Certo, la narrativa ufficiale recita “strumenti per servire meglio i cittadini”, ma il sottotesto è più torbido: chi scrive i prompt? Chi valuta l’output? E, soprattutto, chi ha accesso alla versione “customizzata” per la sicurezza nazionale? Qui non si parla di AI open source, ma di modelli adattati, addestrati, raffinati in funzione di obiettivi strategici, con livelli di accesso e auditabilità che resteranno inevitabilmente opachi.

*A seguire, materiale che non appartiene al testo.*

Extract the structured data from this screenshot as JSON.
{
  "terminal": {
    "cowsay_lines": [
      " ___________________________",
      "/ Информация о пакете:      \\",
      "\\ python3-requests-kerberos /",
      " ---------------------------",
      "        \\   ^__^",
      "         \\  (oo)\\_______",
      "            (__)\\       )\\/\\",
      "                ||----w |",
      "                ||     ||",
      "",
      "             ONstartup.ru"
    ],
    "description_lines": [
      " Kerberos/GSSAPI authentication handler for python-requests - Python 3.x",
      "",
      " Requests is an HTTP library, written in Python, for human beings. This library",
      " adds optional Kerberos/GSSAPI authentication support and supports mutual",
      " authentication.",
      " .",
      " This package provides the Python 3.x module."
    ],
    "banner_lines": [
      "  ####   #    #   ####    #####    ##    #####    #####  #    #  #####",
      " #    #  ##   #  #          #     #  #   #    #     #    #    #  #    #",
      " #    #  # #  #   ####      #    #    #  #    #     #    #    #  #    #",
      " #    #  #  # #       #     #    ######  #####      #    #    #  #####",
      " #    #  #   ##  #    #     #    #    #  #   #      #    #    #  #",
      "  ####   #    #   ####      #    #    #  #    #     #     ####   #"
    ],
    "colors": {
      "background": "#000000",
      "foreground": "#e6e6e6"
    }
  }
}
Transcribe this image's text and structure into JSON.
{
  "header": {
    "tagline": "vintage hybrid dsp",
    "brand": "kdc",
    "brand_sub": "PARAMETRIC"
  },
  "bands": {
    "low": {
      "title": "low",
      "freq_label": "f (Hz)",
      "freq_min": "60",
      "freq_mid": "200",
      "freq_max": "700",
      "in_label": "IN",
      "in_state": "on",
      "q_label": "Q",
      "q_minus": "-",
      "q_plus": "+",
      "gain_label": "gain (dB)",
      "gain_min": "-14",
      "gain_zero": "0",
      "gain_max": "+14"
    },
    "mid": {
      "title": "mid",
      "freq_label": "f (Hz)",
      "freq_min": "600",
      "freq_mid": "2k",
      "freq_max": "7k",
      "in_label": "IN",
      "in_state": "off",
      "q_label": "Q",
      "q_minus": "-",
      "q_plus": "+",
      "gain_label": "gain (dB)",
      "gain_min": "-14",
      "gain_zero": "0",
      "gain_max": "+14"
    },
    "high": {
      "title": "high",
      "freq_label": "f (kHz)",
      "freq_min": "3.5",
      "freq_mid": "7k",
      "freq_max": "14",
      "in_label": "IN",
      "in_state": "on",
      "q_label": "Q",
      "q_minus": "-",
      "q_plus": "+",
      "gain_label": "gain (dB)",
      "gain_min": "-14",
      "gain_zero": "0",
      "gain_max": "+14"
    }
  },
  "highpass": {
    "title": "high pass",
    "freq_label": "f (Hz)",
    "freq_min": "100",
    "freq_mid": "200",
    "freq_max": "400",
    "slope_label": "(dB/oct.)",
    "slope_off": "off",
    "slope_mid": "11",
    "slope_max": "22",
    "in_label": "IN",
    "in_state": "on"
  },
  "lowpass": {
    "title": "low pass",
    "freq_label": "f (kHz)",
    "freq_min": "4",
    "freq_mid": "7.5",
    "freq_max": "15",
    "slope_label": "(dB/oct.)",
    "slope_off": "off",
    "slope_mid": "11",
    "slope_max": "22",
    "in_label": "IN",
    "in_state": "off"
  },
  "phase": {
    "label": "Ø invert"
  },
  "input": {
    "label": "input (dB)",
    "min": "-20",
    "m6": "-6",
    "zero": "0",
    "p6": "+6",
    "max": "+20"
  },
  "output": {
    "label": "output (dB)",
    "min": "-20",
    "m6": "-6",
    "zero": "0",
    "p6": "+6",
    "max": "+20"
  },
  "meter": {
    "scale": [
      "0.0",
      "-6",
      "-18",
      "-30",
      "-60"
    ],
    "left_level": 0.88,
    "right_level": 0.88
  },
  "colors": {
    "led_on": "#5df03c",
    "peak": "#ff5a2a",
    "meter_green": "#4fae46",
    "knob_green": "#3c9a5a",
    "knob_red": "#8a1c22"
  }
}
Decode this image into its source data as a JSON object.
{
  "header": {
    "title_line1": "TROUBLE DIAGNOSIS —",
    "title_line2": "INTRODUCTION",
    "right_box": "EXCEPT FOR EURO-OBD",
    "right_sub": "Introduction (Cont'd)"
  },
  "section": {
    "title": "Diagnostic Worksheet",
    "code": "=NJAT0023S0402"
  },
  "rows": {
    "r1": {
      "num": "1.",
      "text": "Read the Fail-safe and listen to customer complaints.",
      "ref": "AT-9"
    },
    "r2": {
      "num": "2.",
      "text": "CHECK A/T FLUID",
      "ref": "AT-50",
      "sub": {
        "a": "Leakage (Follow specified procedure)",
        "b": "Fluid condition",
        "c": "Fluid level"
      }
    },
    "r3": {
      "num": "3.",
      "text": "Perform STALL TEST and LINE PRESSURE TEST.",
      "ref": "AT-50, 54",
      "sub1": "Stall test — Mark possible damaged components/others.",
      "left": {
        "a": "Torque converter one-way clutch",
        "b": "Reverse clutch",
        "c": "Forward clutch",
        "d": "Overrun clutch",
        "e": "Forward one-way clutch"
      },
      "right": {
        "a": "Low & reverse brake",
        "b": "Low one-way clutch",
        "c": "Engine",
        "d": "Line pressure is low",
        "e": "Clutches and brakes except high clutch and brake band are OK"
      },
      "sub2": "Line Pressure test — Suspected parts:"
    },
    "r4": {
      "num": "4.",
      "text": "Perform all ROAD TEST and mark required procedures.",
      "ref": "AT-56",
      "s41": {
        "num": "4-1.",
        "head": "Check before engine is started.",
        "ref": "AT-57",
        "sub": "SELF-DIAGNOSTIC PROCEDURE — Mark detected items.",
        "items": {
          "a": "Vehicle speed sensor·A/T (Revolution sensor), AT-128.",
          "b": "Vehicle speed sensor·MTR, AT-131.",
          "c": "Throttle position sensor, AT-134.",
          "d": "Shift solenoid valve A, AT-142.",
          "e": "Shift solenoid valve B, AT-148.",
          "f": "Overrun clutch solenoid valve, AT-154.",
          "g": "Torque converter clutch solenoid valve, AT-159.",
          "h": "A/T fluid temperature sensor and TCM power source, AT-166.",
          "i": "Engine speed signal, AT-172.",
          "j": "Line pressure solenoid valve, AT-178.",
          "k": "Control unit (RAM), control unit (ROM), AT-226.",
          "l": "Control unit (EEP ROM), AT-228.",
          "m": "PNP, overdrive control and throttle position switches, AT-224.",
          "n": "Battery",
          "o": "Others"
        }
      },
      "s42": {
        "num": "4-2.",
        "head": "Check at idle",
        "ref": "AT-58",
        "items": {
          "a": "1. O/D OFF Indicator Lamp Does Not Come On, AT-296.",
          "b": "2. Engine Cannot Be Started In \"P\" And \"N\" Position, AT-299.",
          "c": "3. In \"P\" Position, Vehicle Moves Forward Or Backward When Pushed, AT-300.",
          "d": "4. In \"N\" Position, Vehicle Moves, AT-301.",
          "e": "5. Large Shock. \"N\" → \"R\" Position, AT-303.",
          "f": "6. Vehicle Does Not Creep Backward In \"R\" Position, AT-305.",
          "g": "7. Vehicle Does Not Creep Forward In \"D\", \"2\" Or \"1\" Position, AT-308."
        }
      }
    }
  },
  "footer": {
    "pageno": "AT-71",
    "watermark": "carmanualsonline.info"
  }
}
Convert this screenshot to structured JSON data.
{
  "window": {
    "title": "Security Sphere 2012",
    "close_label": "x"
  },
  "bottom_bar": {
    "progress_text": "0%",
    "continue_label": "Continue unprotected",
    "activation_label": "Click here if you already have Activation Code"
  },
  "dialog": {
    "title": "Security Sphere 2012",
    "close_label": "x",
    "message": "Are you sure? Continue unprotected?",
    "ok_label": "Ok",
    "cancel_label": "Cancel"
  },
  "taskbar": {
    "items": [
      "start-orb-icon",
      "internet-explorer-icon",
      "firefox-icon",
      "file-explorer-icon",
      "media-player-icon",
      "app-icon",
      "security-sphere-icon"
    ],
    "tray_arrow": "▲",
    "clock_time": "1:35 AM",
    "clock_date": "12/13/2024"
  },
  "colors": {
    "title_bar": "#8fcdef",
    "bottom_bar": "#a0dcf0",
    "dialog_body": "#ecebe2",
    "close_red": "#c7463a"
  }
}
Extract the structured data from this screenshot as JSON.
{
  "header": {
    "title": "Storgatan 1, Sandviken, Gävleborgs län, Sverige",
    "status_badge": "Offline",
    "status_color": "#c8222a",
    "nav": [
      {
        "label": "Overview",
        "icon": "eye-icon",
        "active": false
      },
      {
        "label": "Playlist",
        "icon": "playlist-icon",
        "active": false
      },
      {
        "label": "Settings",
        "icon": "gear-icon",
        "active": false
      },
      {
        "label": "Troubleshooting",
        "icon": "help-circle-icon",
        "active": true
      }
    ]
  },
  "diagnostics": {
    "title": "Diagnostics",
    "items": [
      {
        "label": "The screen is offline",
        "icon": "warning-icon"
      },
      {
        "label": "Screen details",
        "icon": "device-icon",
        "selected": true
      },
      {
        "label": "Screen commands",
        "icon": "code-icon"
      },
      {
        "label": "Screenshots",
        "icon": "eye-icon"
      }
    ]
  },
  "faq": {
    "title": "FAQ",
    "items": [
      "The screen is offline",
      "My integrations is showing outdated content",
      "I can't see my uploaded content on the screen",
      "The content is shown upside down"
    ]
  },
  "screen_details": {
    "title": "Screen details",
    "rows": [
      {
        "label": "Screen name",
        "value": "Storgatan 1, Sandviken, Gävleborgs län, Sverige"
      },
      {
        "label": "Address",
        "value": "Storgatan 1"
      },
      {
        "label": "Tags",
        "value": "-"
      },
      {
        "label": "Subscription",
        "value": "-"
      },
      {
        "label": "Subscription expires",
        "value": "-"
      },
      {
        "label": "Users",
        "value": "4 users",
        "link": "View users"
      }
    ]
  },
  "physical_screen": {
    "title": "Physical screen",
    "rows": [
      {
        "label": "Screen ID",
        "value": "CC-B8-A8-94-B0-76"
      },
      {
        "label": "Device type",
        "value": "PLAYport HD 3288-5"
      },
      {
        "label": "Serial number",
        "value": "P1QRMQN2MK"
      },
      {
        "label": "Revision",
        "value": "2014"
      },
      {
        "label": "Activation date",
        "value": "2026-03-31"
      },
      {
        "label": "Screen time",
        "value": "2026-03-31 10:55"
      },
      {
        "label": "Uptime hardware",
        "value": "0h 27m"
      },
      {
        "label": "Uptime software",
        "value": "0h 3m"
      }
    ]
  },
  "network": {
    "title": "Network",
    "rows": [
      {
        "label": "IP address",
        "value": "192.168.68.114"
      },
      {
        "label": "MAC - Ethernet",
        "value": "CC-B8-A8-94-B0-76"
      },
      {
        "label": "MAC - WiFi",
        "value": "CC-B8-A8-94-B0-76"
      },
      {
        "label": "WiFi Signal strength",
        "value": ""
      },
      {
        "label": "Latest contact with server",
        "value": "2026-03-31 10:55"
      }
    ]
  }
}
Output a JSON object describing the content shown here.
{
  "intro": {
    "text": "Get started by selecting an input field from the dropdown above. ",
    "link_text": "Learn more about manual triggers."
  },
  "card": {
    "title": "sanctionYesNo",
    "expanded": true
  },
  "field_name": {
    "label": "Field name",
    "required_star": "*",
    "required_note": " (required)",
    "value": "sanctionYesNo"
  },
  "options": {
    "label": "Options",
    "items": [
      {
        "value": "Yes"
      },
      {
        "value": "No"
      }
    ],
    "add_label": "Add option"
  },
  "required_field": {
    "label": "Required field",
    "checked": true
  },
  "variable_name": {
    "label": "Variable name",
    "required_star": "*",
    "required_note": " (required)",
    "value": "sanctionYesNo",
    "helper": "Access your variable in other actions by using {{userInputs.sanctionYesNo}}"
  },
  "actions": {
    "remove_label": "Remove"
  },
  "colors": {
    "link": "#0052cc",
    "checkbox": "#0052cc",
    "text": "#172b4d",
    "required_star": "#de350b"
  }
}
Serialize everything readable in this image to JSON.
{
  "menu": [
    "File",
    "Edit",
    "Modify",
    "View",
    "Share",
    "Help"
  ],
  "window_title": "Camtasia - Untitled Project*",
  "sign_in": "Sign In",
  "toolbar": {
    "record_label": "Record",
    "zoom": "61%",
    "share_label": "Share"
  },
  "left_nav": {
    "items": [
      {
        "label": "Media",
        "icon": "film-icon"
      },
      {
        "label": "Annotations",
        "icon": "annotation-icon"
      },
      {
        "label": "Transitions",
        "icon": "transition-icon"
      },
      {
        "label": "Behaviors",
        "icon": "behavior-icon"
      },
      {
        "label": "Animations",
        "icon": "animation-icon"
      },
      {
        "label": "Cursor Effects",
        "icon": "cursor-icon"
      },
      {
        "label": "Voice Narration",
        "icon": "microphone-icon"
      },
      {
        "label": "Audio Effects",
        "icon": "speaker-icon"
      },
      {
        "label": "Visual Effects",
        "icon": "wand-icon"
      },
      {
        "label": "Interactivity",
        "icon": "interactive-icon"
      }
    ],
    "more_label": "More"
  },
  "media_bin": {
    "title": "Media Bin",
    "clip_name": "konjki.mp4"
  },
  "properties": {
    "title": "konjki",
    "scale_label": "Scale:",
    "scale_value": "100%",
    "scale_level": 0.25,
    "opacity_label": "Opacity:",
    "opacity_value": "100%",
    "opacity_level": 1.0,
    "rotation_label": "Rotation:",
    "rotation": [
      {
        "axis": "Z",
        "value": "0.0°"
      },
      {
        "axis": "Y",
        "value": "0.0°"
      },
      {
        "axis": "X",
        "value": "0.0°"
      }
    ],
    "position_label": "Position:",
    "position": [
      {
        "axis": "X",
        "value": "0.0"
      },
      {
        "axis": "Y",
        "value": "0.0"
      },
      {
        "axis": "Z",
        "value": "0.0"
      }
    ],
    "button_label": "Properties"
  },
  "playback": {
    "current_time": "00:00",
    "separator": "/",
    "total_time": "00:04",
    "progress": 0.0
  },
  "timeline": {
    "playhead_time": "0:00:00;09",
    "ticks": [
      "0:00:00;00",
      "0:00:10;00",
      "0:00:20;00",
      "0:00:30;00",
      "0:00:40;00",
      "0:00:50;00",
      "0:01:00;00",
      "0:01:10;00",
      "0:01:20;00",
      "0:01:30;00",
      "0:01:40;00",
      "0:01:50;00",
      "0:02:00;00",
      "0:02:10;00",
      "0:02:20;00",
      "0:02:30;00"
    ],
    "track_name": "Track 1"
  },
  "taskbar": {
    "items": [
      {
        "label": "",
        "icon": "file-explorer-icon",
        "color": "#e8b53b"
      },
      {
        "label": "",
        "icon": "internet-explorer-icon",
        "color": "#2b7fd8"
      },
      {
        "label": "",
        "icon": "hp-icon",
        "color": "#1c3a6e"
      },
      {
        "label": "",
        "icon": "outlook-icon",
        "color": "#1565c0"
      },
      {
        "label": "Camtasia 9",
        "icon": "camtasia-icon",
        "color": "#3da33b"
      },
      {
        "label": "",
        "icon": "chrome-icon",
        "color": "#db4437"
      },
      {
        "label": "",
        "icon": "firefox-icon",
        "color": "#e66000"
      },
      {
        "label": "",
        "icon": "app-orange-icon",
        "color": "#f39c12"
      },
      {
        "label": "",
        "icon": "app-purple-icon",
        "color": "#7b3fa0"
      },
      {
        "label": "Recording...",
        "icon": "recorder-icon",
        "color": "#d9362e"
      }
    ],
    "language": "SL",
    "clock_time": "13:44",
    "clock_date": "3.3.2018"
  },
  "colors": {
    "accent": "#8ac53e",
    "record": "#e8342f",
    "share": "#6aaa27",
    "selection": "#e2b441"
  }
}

La parola chiave è una: sovranità digitale. Ma negli USA assume un significato diverso. Non è l’Europa a interrogarsi su come contenere le Big Tech, ma sono le Big Tech a diventare infrastrutture della sovranità americana. OpenAI, nel farsi governo, non ha solo trovato un nuovo mercato: ha risposto alla chiamata di un apparato che cerca tecnologie scalabili, flessibili e compatibili con la sua ossessione per il controllo preventivo.
E qui entra in gioco la compliance, parola-totem di ogni impiego pubblico. ChatGPT Gov non è solo una versione più sicura: è compliant con le norme FERPA, HIPAA, e probabilmente con molti altri acronimi che giustificano una maggiore chiusura del modello e meno trasparenza per il pubblico. Nessuna API libera, nessuna spiegabilità algoritmica. Solo output efficiente, seamless integration, e riduzione dei “tempi morti”.
Chi fa il CTO in azienda capisce subito dove si va a parare. Questa è una gigantesca PaaSification della governance. Il governo non costruisce AI, la affitta. Ma in modo esclusivo. Il parallelismo con l’uso storico di Microsoft o Palantir è evidente, ma con un twist: l’intelligenza non è più nel software, ma nella sua capacità di apprendere dal comportamento umano. A ogni ticket chiuso, a ogni nota spese, il modello si affina. E l’apparato cresce.
Ironia della sorte: mentre l’Europa discute ancora di AI Act, e le startup si sforzano di “democratizzare” l’accesso all’AI, la democrazia più armata del mondo ha già messo l’AI sotto contratto. Non solo: l’ha fatta sua alle condizioni della Silicon Valley. Con i suoi ritmi, i suoi NDA, le sue zone d’ombra. La retorica del “bene pubblico” serve giusto a coprire ciò che è, in fondo, un’operazione di nazionalizzazione soft della capacità cognitiva generativa.
E per chi teme una deriva da Skynet, tranquilli: per ora ChatGPT non ha armi. Ma ha accesso ai dati sanitari dei soldati, e questo basta per dormire male.
Come diceva il generale Patton: “If everyone is thinking alike, then somebody isn’t thinking.” Ma se tutti i prompt convergono in un unico LLM, chi sta davvero pensando?